SDS gives athletes a platform to promote themselves


Sports recruiting can be a complex, gut-based, interesting game. There is no clear-cut path to getting to the next level, especially for football. Many variables come into consideration when coaches and scouts are recruiting. Sometimes it isn’t even in the control of the player to be able to put their best foot forward. This is an aspect that the team at Signing Day Sports have experienced themselves and are changing. On the SDS platform, athletes can promote themselves.

Derek Rasmussen, the Director of Grassroots and Collegiate Relations at SDS, experienced issues in his recruitment process. He was listed as a punter in high school due to some accolades he got during his sophomore year. He switched to QB as a junior and it wasn’t until late in his senior year that the change was recognized in the Rivals database. Had he “been classified as a QB earlier on Rivals, [he] thinks [his] recruitment would’ve been different.”

Players should not have to ask to be classified as the true athlete that they are. They should have more influence over promoting and showcasing the best version of themselves. It is time for the game to change and Signing Day Sports wants to help write the new rules. 

As exemplified through Rasmussen’s experience, athletes need a better way to promote themselves. The world has changed significantly since Rasmussen’s time in high school. The technology has advanced and allowed for an ever-growing relationship with social media and online profiles. High schoolers can easily capture and upload clips of their games to Hudl.

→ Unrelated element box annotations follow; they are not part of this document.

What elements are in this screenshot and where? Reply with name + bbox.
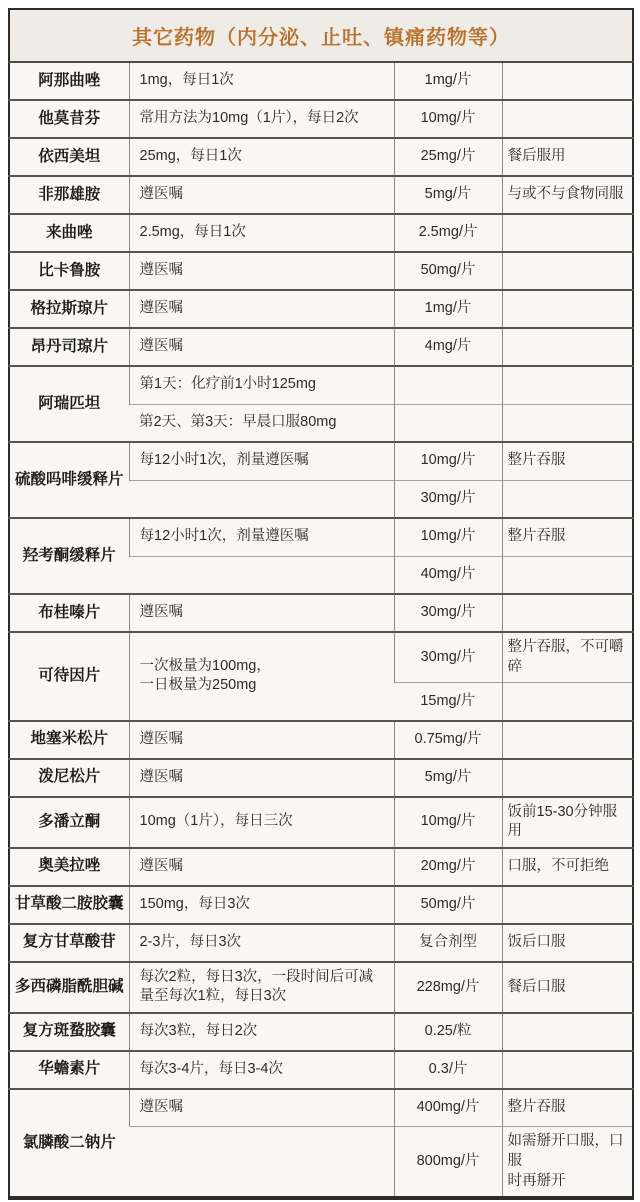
note-cell [502,721,633,759]
note-cell [502,759,633,797]
usage-cell: 10mg（1片），每日三次 [129,797,394,848]
spec-cell: 5mg/片 [394,759,502,797]
table-row: 可待因片一次极量为100mg， 一日极量为250mg30mg/片整片吞服，不可嚼… [9,632,633,683]
spec-cell: 10mg/片 [394,797,502,848]
drug-name-cell: 泼尼松片 [9,759,129,797]
spec-cell: 15mg/片 [394,683,502,721]
table-row: 奥美拉唑遵医嘱20mg/片口服，不可拒绝 [9,848,633,886]
usage-cell: 每12小时1次，剂量遵医嘱 [129,442,394,480]
spec-cell: 40mg/片 [394,556,502,594]
table-row: 羟考酮缓释片每12小时1次，剂量遵医嘱10mg/片整片吞服 [9,518,633,556]
note-cell [502,1051,633,1089]
usage-cell [129,480,394,518]
usage-cell: 每次3粒，每日2次 [129,1013,394,1051]
note-cell [502,683,633,721]
note-cell [502,328,633,366]
drug-name-cell: 阿瑞匹坦 [9,366,129,442]
table-row: 比卡鲁胺遵医嘱50mg/片 [9,252,633,290]
page: 其它药物（内分泌、止吐、镇痛药物等） 阿那曲唑1mg，每日1次1mg/片他莫昔芬… [0,0,640,1202]
usage-cell: 遵医嘱 [129,1089,394,1127]
table-row: 他莫昔芬常用方法为10mg（1片），每日2次10mg/片 [9,100,633,138]
drug-table: 其它药物（内分泌、止吐、镇痛药物等） 阿那曲唑1mg，每日1次1mg/片他莫昔芬… [8,8,634,1200]
usage-cell: 每12小时1次，剂量遵医嘱 [129,518,394,556]
usage-cell: 第2天、第3天：早晨口服80mg [129,404,394,442]
drug-name-cell: 氯膦酸二钠片 [9,1089,129,1198]
drug-name-cell: 复方甘草酸苷 [9,924,129,962]
spec-cell: 1mg/片 [394,62,502,100]
usage-cell: 常用方法为10mg（1片），每日2次 [129,100,394,138]
table-row: 阿瑞匹坦第1天：化疗前1小时125mg [9,366,633,404]
spec-cell: 10mg/片 [394,518,502,556]
note-cell [502,594,633,632]
note-cell: 如需掰开口服，口服 时再掰开 [502,1127,633,1198]
note-cell: 整片吞服，不可嚼碎 [502,632,633,683]
usage-cell: 一次极量为100mg， 一日极量为250mg [129,632,394,721]
spec-cell: 30mg/片 [394,480,502,518]
usage-cell: 每次3-4片，每日3-4次 [129,1051,394,1089]
spec-cell: 0.25/粒 [394,1013,502,1051]
table-row: 非那雄胺遵医嘱5mg/片与或不与食物同服 [9,176,633,214]
title-row: 其它药物（内分泌、止吐、镇痛药物等） [9,9,633,62]
drug-name-cell: 多西磷脂酰胆碱 [9,962,129,1013]
spec-cell: 30mg/片 [394,594,502,632]
usage-cell: 150mg，每日3次 [129,886,394,924]
note-cell [502,480,633,518]
drug-name-cell: 比卡鲁胺 [9,252,129,290]
drug-name-cell: 羟考酮缓释片 [9,518,129,594]
note-cell: 餐后服用 [502,138,633,176]
drug-name-cell: 非那雄胺 [9,176,129,214]
drug-name-cell: 复方斑蝥胶囊 [9,1013,129,1051]
table-row: 华蟾素片每次3-4片，每日3-4次0.3/片 [9,1051,633,1089]
spec-cell: 800mg/片 [394,1127,502,1198]
usage-cell: 1mg，每日1次 [129,62,394,100]
spec-cell: 5mg/片 [394,176,502,214]
note-cell [502,252,633,290]
table-row: 布桂嗪片遵医嘱30mg/片 [9,594,633,632]
table-row: 泼尼松片遵医嘱5mg/片 [9,759,633,797]
drug-name-cell: 阿那曲唑 [9,62,129,100]
spec-cell: 1mg/片 [394,290,502,328]
drug-table-body: 阿那曲唑1mg，每日1次1mg/片他莫昔芬常用方法为10mg（1片），每日2次1… [9,62,633,1198]
note-cell: 餐后口服 [502,962,633,1013]
spec-cell: 25mg/片 [394,138,502,176]
drug-name-cell: 来曲唑 [9,214,129,252]
usage-cell: 2-3片，每日3次 [129,924,394,962]
spec-cell: 0.75mg/片 [394,721,502,759]
usage-cell: 遵医嘱 [129,290,394,328]
table-row: 昂丹司琼片遵医嘱4mg/片 [9,328,633,366]
usage-cell [129,1127,394,1198]
drug-name-cell: 可待因片 [9,632,129,721]
spec-cell: 400mg/片 [394,1089,502,1127]
usage-cell: 遵医嘱 [129,848,394,886]
spec-cell [394,404,502,442]
drug-name-cell: 华蟾素片 [9,1051,129,1089]
spec-cell: 50mg/片 [394,886,502,924]
usage-cell: 遵医嘱 [129,328,394,366]
usage-cell: 遵医嘱 [129,594,394,632]
usage-cell: 遵医嘱 [129,759,394,797]
drug-name-cell: 依西美坦 [9,138,129,176]
table-row: 氯膦酸二钠片遵医嘱400mg/片整片吞服 [9,1089,633,1127]
usage-cell [129,556,394,594]
drug-name-cell: 布桂嗪片 [9,594,129,632]
note-cell [502,100,633,138]
note-cell: 饭前15-30分钟服用 [502,797,633,848]
spec-cell: 10mg/片 [394,442,502,480]
note-cell [502,214,633,252]
table-row: 复方斑蝥胶囊每次3粒，每日2次0.25/粒 [9,1013,633,1051]
drug-name-cell: 昂丹司琼片 [9,328,129,366]
spec-cell: 20mg/片 [394,848,502,886]
drug-name-cell: 硫酸吗啡缓释片 [9,442,129,518]
table-row: 硫酸吗啡缓释片每12小时1次，剂量遵医嘱10mg/片整片吞服 [9,442,633,480]
table-row: 依西美坦25mg，每日1次25mg/片餐后服用 [9,138,633,176]
spec-cell: 10mg/片 [394,100,502,138]
table-row: 格拉斯琼片遵医嘱1mg/片 [9,290,633,328]
note-cell [502,366,633,404]
usage-cell: 遵医嘱 [129,252,394,290]
spec-cell: 4mg/片 [394,328,502,366]
table-row: 多潘立酮10mg（1片），每日三次10mg/片饭前15-30分钟服用 [9,797,633,848]
table-row: 复方甘草酸苷2-3片，每日3次复合剂型饭后口服 [9,924,633,962]
note-cell: 整片吞服 [502,1089,633,1127]
spec-cell: 0.3/片 [394,1051,502,1089]
note-cell [502,404,633,442]
usage-cell: 遵医嘱 [129,721,394,759]
usage-cell: 每次2粒，每日3次，一段时间后可减量至每次1粒，每日3次 [129,962,394,1013]
note-cell [502,62,633,100]
table-row: 地塞米松片遵医嘱0.75mg/片 [9,721,633,759]
drug-name-cell: 他莫昔芬 [9,100,129,138]
note-cell: 整片吞服 [502,442,633,480]
spec-cell: 50mg/片 [394,252,502,290]
spec-cell: 2.5mg/片 [394,214,502,252]
table-row: 阿那曲唑1mg，每日1次1mg/片 [9,62,633,100]
table-title: 其它药物（内分泌、止吐、镇痛药物等） [9,9,633,62]
drug-name-cell: 地塞米松片 [9,721,129,759]
note-cell: 整片吞服 [502,518,633,556]
note-cell [502,290,633,328]
note-cell [502,886,633,924]
note-cell: 饭后口服 [502,924,633,962]
spec-cell [394,366,502,404]
spec-cell: 228mg/片 [394,962,502,1013]
note-cell [502,556,633,594]
drug-name-cell: 格拉斯琼片 [9,290,129,328]
drug-name-cell: 多潘立酮 [9,797,129,848]
drug-name-cell: 奥美拉唑 [9,848,129,886]
spec-cell: 30mg/片 [394,632,502,683]
note-cell: 口服，不可拒绝 [502,848,633,886]
drug-name-cell: 甘草酸二胺胶囊 [9,886,129,924]
usage-cell: 第1天：化疗前1小时125mg [129,366,394,404]
table-row: 来曲唑2.5mg，每日1次2.5mg/片 [9,214,633,252]
usage-cell: 2.5mg，每日1次 [129,214,394,252]
note-cell [502,1013,633,1051]
table-row: 甘草酸二胺胶囊150mg，每日3次50mg/片 [9,886,633,924]
note-cell: 与或不与食物同服 [502,176,633,214]
usage-cell: 25mg，每日1次 [129,138,394,176]
table-row: 多西磷脂酰胆碱每次2粒，每日3次，一段时间后可减量至每次1粒，每日3次228mg… [9,962,633,1013]
spec-cell: 复合剂型 [394,924,502,962]
usage-cell: 遵医嘱 [129,176,394,214]
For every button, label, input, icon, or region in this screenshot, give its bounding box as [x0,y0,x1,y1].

They can create highlight reels of themselves and post to their YouTube channel. They can publicize how tall they are, how much they weigh, or how much they bench through Twitter or Instagram. But with our evolving digital age, we all know that sometimes things online are not always as they seem. Signing Day Sports allows athletes to create their trusted athletic profile.

Where SDS comes in

The team at SDS have created this ecosystem for a player to create a profile that is unique to them. A place where they state their measurables, verify them with videos. A place where they showcase their talents through their own personal Pro Day. There is a spot where they field and respond to interview questions. A place where they can get in touch with coaches.

How SDS works

To align perfectly with the younger generations, it is all done from a mobile device. And just like with other online profiles, the SDS app keeps athletes coming back, uploading new videos and updating tested skills and stats, because as we know in the world of sports, you can always get better, faster, stronger, and your dedication is part of who you are as an athlete. 

On the opposite side the current recruiting landscape is not simple and straightforward for the coaches either, it is “literally insane” says Rasmussen. In order to scout athletes, coaches must travel to camps and games.  Along with social media like Twitter plays a large role in the process, as athletes are creating hype videos and highlight reels and posting them to try and gain some traction. There are also platforms such as MaxPreps and Hudl that support the recruiting atmosphere, giving coaches even more additional avenues that they need to monitor in order to find “their guy.” While these are all important and valuable platforms in themselves, what is the ultimate result for the recruiting space? Well, a scattered process that is difficult to manage and consistently achieve great results in. 

Coaches know what they want for their respective program. They know what type of player they need to fit with the system they’re trying to run. Whether that is a 6’ WR that can run a sub-4.6 40-yard dash, they want to find these players wherever they are. But it isn’t always easy to find them.

Coaches only travel to so many camps and games a year because they also having their own current roster of players to tend to. And so having a focused, clear, and direct path to finding the players they need is critical. 

It’s easy to get lost in the mass of messages that a single coach receives in a day. A Division-II head coach can receive anywhere from 50 to 100 messages a day. Coaches also receive messages through a variety of platforms adding to the problem. What a coach needs, says Rasmussen, is a “static free environment” that is “football all the time.”

What Athletes need

Signing Day Sports provides a space where athletes can manage their communications. The SDS team wants to move aside distractions that lead to streamlined communications. Ultimately it boils down to giving “the power to the coaches to see more kids than they’ve ever been able to see before,” to trust what is being uploaded by athletes, to evaluate and plan, to communicate, and to “condense [that] process into a single platform,” reiterates Rasmussen.

For most of athletes that participate in high school and club, they dream of getting to the next level and playing in college. It is the natural progression of steps in the football world, but it is not always clear how to get there. Athletes that are at the top of their class but are in small environments, athletes that are in the top-tier leagues but are simply backups, athletes that don’t know that their raw talents belong better at a different position but that a coach can see it in them, no longer need to stay dreaming of the day they can continue their athletic careers on the next stage.

No longer is there a need to have kids traveling all over the country, spending time and money to attend as many camps as possible just to be noticed by as many coaches as possible. There is a world in which players who have the skillset, dedication, and love for the sport can set aside those factors they cannot control. Athletes can promote themselves for the athlete they have worked to become. In the closing words of Rasmussen, “we are on the precipice of the future of recruiting.”